Hammersmith

Hammersmith means exactly what you think: a place with a smithy, in this case not just one that did a bit of hammering, but one that actually made hammers.


Hammersmith’s waterfront in 1800

There is some evidence that people lived in the area around Hammersmith as far back as the bronze age (when hammers were still made of stone), but Hammersmith probably started off as an Anglo-Saxon settlement, although the earliest known mention of it is not until 1294.

Catherine of Braganza & Caroline of Brunswick

By the eighteenth century, Hammersmith was full of market gardens growing fruit and veg for London, and because the gravel foreshore made it a bit healthier than the marshy riverside locales closer to town, Londoners were moving out here to live. Charles II’s missus, Catherine of Braganza, bought a house here in 1687, after her husband popped his clogs, but when George IV took the throne in 1820, it was his estranged queen, Caroline of Brunswick, who came to live here. George was not the most popular monarch in British history, and when he tried to get his marriage dissolved on grounds of the queen’s adultery, crowds descended on her residence to sing “God Save the Queen” in her support, making it an anti-monarchy anthem for the only time in its history.

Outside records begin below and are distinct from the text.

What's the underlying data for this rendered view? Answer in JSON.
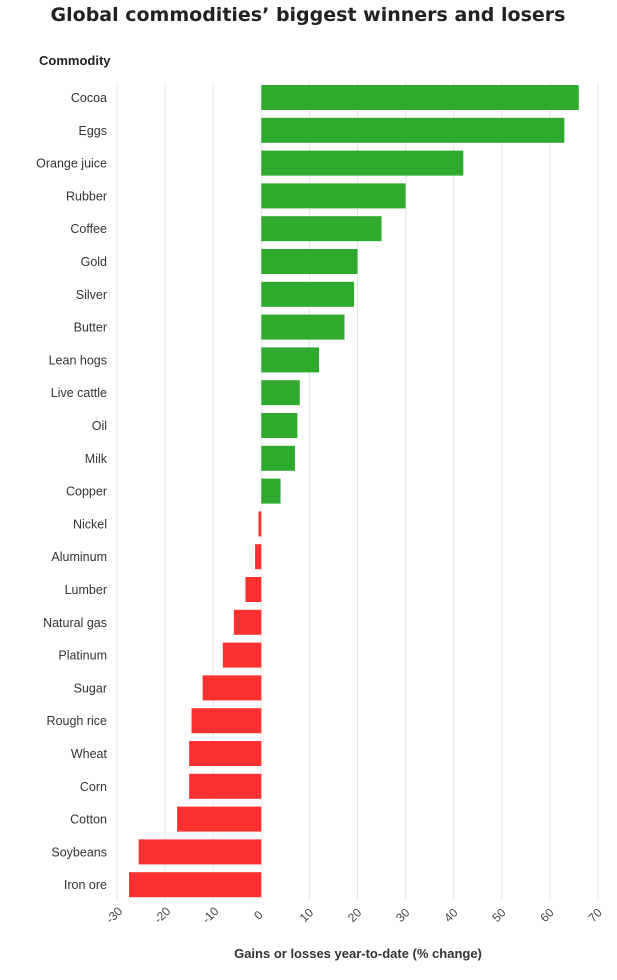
{
  "chart_data": {
    "type": "bar",
    "orientation": "horizontal",
    "title": "Global commodities’ biggest winners and losers",
    "ylabel": "Commodity",
    "xlabel": "Gains or losses year-to-date (% change)",
    "xlim": [
      -30,
      70
    ],
    "xticks": [
      "-30",
      "-20",
      "-10",
      "0",
      "10",
      "20",
      "30",
      "40",
      "50",
      "60",
      "70"
    ],
    "grid": true,
    "positive_color": "#2eaa2e",
    "negative_color": "#ff3030",
    "categories": [
      "Cocoa",
      "Eggs",
      "Orange juice",
      "Rubber",
      "Coffee",
      "Gold",
      "Silver",
      "Butter",
      "Lean hogs",
      "Live cattle",
      "Oil",
      "Milk",
      "Copper",
      "Nickel",
      "Aluminum",
      "Lumber",
      "Natural gas",
      "Platinum",
      "Sugar",
      "Rough rice",
      "Wheat",
      "Corn",
      "Cotton",
      "Soybeans",
      "Iron ore"
    ],
    "values": [
      66,
      63,
      42,
      30,
      25,
      20,
      19.3,
      17.3,
      12,
      8,
      7.5,
      7,
      4,
      -0.6,
      -1.3,
      -3.3,
      -5.7,
      -8,
      -12.2,
      -14.5,
      -15,
      -15,
      -17.5,
      -25.5,
      -27.5
    ]
  }
}
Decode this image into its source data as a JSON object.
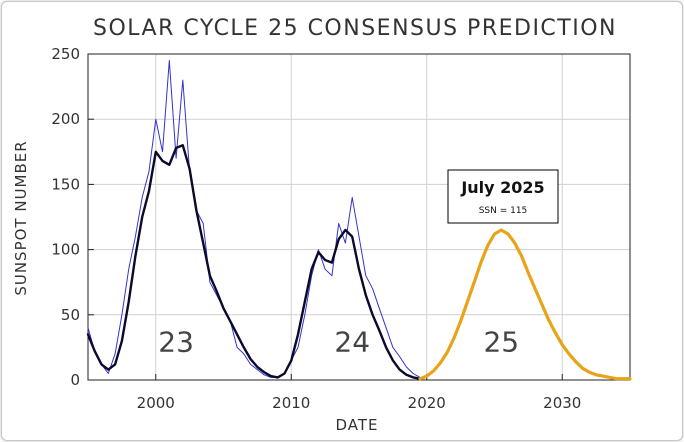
{
  "chart_data": {
    "type": "line",
    "title": "SOLAR CYCLE 25 CONSENSUS PREDICTION",
    "xlabel": "DATE",
    "ylabel": "SUNSPOT NUMBER",
    "xlim": [
      1995,
      2035
    ],
    "ylim": [
      0,
      250
    ],
    "x_ticks": [
      "2000",
      "2010",
      "2020",
      "2030"
    ],
    "y_ticks": [
      "0",
      "50",
      "100",
      "150",
      "200",
      "250"
    ],
    "grid": true,
    "cycle_labels": [
      {
        "text": "23",
        "x": 2001.5,
        "y": 22
      },
      {
        "text": "24",
        "x": 2014.5,
        "y": 22
      },
      {
        "text": "25",
        "x": 2025.5,
        "y": 22
      }
    ],
    "annotation": {
      "title": "July 2025",
      "subtitle": "SSN = 115"
    },
    "series": [
      {
        "style": "monthly",
        "color": "#3333cc",
        "x": [
          1995.0,
          1995.5,
          1996.0,
          1996.5,
          1997.0,
          1997.5,
          1998.0,
          1998.5,
          1999.0,
          1999.5,
          2000.0,
          2000.5,
          2001.0,
          2001.5,
          2002.0,
          2002.5,
          2003.0,
          2003.5,
          2004.0,
          2004.5,
          2005.0,
          2005.5,
          2006.0,
          2006.5,
          2007.0,
          2007.5,
          2008.0,
          2008.5,
          2009.0,
          2009.5,
          2010.0,
          2010.5,
          2011.0,
          2011.5,
          2012.0,
          2012.5,
          2013.0,
          2013.5,
          2014.0,
          2014.5,
          2015.0,
          2015.5,
          2016.0,
          2016.5,
          2017.0,
          2017.5,
          2018.0,
          2018.5,
          2019.0,
          2019.5
        ],
        "y": [
          40,
          22,
          12,
          5,
          20,
          50,
          85,
          110,
          140,
          160,
          200,
          175,
          245,
          170,
          230,
          160,
          130,
          120,
          75,
          65,
          55,
          45,
          25,
          20,
          12,
          8,
          4,
          2,
          2,
          5,
          15,
          25,
          50,
          80,
          100,
          85,
          80,
          120,
          105,
          140,
          110,
          80,
          70,
          55,
          40,
          25,
          18,
          10,
          5,
          2
        ]
      },
      {
        "style": "smoothed",
        "color": "#0a0a2a",
        "x": [
          1995.0,
          1995.5,
          1996.0,
          1996.5,
          1997.0,
          1997.5,
          1998.0,
          1998.5,
          1999.0,
          1999.5,
          2000.0,
          2000.5,
          2001.0,
          2001.5,
          2002.0,
          2002.5,
          2003.0,
          2003.5,
          2004.0,
          2004.5,
          2005.0,
          2005.5,
          2006.0,
          2006.5,
          2007.0,
          2007.5,
          2008.0,
          2008.5,
          2009.0,
          2009.5,
          2010.0,
          2010.5,
          2011.0,
          2011.5,
          2012.0,
          2012.5,
          2013.0,
          2013.5,
          2014.0,
          2014.5,
          2015.0,
          2015.5,
          2016.0,
          2016.5,
          2017.0,
          2017.5,
          2018.0,
          2018.5,
          2019.0,
          2019.5
        ],
        "y": [
          35,
          22,
          12,
          8,
          12,
          30,
          60,
          95,
          125,
          145,
          175,
          168,
          165,
          178,
          180,
          162,
          130,
          105,
          80,
          68,
          55,
          45,
          35,
          25,
          16,
          10,
          6,
          3,
          2,
          5,
          15,
          35,
          60,
          85,
          98,
          92,
          90,
          108,
          115,
          110,
          85,
          65,
          50,
          38,
          25,
          15,
          8,
          4,
          2,
          1
        ]
      },
      {
        "style": "prediction",
        "color": "#e8a317",
        "x": [
          2019.5,
          2020.0,
          2020.5,
          2021.0,
          2021.5,
          2022.0,
          2022.5,
          2023.0,
          2023.5,
          2024.0,
          2024.5,
          2025.0,
          2025.5,
          2026.0,
          2026.5,
          2027.0,
          2027.5,
          2028.0,
          2028.5,
          2029.0,
          2029.5,
          2030.0,
          2030.5,
          2031.0,
          2031.5,
          2032.0,
          2032.5,
          2033.0,
          2033.5,
          2034.0,
          2034.5,
          2035.0
        ],
        "y": [
          1,
          3,
          7,
          13,
          21,
          32,
          45,
          60,
          75,
          90,
          103,
          112,
          115,
          112,
          105,
          95,
          82,
          70,
          58,
          46,
          36,
          27,
          20,
          14,
          9,
          6,
          4,
          3,
          2,
          1,
          1,
          1
        ]
      }
    ]
  }
}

George failed to get his divorce, but Caroline died shortly afterwards; foul play is not suspected. Meanwhile, little known to most people who pass through it, Hammersmith still has a beautiful waterfront.

Hammersmith Bridge

Hammersmith Bridge has had structural problems since forever. Inaugurated in 1827 as the first suspension bridge across the River, it was instigated by a group of well-to-do local residents who set up the Hammersmith Bridge Company to build it. Having done so, they charged a toll to cross it: ½d for pedestrians, or 4d for a horse-drawn carriage (which was 2d cheaper than Putney Bridge). The  Metropolitan Board of Works, London’s then local government, took over the bridge in 1880 and scrapped the tolls, but had to pull it down because it wasn’t strong enough for all the traffic going over it. A new bridge opened in 1887, and in 1939 the IRA tried to blow it up – the first of three attempts by Irish republican paramilitaries to do so. The bridge survived and lived to tell the tale, but it’s never been the strongest of our Thames crossings. Despite being shored up in 1973 and 1984, it had to close to traffic in 1997, and again in 2014, and when it closed yet again in 2019, even pedestrians were barred for some time from using it.

Hammersmith Broadway in the nineteen-Os

Hammersmith was one of London’s original metropolitan boroughs. Previously it had been part of the parish of Fulham, and it only became a parish in its own right in 1834. It merged again with Fulham in 1965 to form the Borough of Hammersmith (and Fulham) that we know today.